The district was added to the National Register of Historic Places on June 3, 1976.

==List of structures==
The historical district contains 27 notable structures. The structures are listed in no particular order.

- Lewis-Thomasson House (Bay Lot 16); built c. 1856, “Creole cottage”.
- Thomas Bullock House (Bay Lot 15, east half); built c. 1940.
- McCullough-Garnett House (Bay Lot 15, west half); built c. 1850, “Creole cottage”.
- Stanford House (Bay Lot 14, northeast); built late 1920s.
- Brainard-Breckenridge House (Bay Lot 14, southwest); built c. 1855, “Creole cottage”.
- Ledyard-Anderson-Moses House (Bay Lot 13); built 1853.
- Anderson-Phillips House (Bay Lot 12); built c. 1870, “Creole cottage”.
- Kearly House (Bay Lot 11, northwest); built mid-19th century, moved from Mobile in 1950.
- Humphries House (Bay Lot 11, northeast); built 1930.

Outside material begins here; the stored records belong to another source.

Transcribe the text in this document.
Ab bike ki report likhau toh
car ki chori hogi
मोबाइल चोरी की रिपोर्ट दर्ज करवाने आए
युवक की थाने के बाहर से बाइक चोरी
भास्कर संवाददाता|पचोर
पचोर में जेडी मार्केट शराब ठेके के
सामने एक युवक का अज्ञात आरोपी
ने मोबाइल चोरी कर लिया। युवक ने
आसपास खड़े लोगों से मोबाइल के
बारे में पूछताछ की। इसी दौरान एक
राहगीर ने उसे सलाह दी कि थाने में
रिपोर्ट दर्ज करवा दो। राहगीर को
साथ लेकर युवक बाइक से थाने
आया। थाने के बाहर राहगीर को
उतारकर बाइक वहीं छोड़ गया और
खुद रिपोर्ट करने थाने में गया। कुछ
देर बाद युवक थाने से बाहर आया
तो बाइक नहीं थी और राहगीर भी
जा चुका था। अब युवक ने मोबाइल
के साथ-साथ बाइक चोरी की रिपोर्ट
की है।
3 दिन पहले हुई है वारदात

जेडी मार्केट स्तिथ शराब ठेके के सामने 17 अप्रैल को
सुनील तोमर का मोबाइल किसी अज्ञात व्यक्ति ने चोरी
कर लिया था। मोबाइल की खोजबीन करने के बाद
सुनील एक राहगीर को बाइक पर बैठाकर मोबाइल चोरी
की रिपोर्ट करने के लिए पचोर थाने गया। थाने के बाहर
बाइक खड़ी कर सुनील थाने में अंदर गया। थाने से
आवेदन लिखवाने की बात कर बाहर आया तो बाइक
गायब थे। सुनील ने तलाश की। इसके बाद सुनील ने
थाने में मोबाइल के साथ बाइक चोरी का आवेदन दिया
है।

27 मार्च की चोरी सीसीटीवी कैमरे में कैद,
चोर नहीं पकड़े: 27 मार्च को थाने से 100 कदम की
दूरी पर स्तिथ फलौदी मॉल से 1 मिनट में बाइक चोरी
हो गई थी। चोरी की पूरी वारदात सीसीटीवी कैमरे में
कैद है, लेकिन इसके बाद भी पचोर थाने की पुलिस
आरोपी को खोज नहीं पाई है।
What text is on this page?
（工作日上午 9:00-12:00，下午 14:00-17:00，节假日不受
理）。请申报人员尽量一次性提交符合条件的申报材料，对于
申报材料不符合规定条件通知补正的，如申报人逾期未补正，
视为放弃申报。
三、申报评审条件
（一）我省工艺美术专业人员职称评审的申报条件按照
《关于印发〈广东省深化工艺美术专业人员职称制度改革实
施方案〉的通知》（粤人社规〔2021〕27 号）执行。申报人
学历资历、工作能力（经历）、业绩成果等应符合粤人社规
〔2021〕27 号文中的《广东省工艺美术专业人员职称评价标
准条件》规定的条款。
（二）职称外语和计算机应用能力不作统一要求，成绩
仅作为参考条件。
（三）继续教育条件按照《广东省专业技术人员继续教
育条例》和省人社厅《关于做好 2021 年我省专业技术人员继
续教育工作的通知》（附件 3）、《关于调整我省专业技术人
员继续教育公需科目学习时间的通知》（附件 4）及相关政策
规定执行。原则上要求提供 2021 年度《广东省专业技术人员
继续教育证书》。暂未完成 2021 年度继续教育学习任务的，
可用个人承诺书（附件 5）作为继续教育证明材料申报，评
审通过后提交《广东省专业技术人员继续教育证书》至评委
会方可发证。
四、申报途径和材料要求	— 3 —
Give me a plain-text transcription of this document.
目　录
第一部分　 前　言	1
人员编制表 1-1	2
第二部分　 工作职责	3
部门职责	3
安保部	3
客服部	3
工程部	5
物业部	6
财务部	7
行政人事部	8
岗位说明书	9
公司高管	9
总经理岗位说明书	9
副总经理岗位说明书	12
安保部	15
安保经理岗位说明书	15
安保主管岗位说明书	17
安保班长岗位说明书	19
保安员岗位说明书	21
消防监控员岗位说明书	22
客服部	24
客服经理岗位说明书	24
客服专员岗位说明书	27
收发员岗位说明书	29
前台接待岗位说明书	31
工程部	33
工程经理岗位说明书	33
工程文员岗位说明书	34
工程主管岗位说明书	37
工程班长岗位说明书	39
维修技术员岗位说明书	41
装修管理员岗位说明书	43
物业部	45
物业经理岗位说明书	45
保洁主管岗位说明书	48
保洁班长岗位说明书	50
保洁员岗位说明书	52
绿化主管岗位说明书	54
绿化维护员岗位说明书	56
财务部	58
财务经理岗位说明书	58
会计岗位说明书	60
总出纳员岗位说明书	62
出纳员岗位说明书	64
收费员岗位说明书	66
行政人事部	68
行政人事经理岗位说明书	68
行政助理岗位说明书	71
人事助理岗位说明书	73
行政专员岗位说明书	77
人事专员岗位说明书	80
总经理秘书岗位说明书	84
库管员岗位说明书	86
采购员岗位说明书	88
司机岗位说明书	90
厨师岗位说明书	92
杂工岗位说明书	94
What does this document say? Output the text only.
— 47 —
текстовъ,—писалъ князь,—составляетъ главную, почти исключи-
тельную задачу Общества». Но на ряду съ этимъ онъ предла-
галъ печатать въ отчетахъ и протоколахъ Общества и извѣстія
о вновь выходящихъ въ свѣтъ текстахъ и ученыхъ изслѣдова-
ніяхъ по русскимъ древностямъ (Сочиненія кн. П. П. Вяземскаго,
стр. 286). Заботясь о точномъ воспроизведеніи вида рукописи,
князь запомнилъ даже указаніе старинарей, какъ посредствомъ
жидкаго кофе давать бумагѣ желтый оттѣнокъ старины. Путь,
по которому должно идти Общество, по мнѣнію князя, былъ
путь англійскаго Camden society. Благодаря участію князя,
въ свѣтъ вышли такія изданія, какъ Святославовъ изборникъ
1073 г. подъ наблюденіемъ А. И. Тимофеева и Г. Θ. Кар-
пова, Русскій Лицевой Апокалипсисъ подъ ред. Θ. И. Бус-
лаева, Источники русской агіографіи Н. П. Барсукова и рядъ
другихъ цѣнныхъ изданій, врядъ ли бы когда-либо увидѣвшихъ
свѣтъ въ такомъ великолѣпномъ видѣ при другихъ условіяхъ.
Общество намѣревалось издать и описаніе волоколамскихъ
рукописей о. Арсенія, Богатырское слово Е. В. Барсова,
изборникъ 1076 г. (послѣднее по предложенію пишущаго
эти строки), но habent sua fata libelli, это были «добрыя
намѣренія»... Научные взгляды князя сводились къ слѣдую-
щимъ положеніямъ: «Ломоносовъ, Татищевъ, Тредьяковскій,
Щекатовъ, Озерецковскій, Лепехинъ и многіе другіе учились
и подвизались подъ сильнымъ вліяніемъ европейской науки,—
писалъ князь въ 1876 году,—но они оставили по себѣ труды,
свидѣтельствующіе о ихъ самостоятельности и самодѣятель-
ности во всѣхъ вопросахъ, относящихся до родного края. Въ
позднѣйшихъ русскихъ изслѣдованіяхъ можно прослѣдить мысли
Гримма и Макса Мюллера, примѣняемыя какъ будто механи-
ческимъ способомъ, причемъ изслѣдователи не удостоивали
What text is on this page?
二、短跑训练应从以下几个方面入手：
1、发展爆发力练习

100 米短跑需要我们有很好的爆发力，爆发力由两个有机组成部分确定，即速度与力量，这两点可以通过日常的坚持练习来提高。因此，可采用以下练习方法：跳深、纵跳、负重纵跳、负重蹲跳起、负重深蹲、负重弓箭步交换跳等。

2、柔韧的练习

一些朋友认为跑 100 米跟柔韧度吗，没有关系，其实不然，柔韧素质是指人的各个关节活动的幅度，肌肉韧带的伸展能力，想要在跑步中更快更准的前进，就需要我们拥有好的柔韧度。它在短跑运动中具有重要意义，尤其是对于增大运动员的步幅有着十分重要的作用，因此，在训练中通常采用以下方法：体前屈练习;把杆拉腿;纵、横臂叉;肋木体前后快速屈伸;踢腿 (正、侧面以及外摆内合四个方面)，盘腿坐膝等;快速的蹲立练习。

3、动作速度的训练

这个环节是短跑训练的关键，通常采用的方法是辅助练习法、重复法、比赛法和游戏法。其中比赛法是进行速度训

- Fell-Hollinger-Bullock House (southeast corner Main at Chapman); built mid-1850s, “Creole cottage”.
- Jacobs House (Main Street, Block 4, Lot 1, east side); built 1950.
- Davis House (Chapman Street, Block 4, Lot 1, west side); built 1975.
- Randal-Wachter House (Main Street, Block 4, Lot 2); built 1910.
- Chapman-Scott House (Main Street, Block 4, Lot 1); built 1855, “Creole cottage”.
- Montrose Post Office (Main Street, Block 4, Lot 1); built 1895.
- Danzler House (Second Street, Block 14, Lot 3, south side); built 1960.
- Jay House (Second Street, Block 14, Lot 3, northside); built 1967.
- Thomson-Malone House (Second Street, Block 14, Lot 2); built 1904.
- Gray Cottage (Second Street, Block 14, Lot 1, south side); built 1860s.
- Brewer-Allen Boarding House (Second Street, Block 14, Lot 1, north side; now the Rudt House); built 1855.
- McIntyre-Kennedy House (Main Street, Block 6, Lot 2); built 1855, “Creole cottage”.
- Loftus-Thimbes House (Main Street, Block 6, Lot 1); built 1898, “Creole cottage”.
- J.V. Cummings House (Main Street, Block 5, Lot 2); built c. 1940.
- E.W. Winslow House (Main and Adams, Block 5, Lot 1); built c. 1935.
- James Miller House (Adams Street, Block 5, Lot 1, center); built c. 1950.
- Ed Leak House (Northeast corner Adams and Second); built 1955.
- McFall House (Second Street, Block 5, Lot 2); built 1930.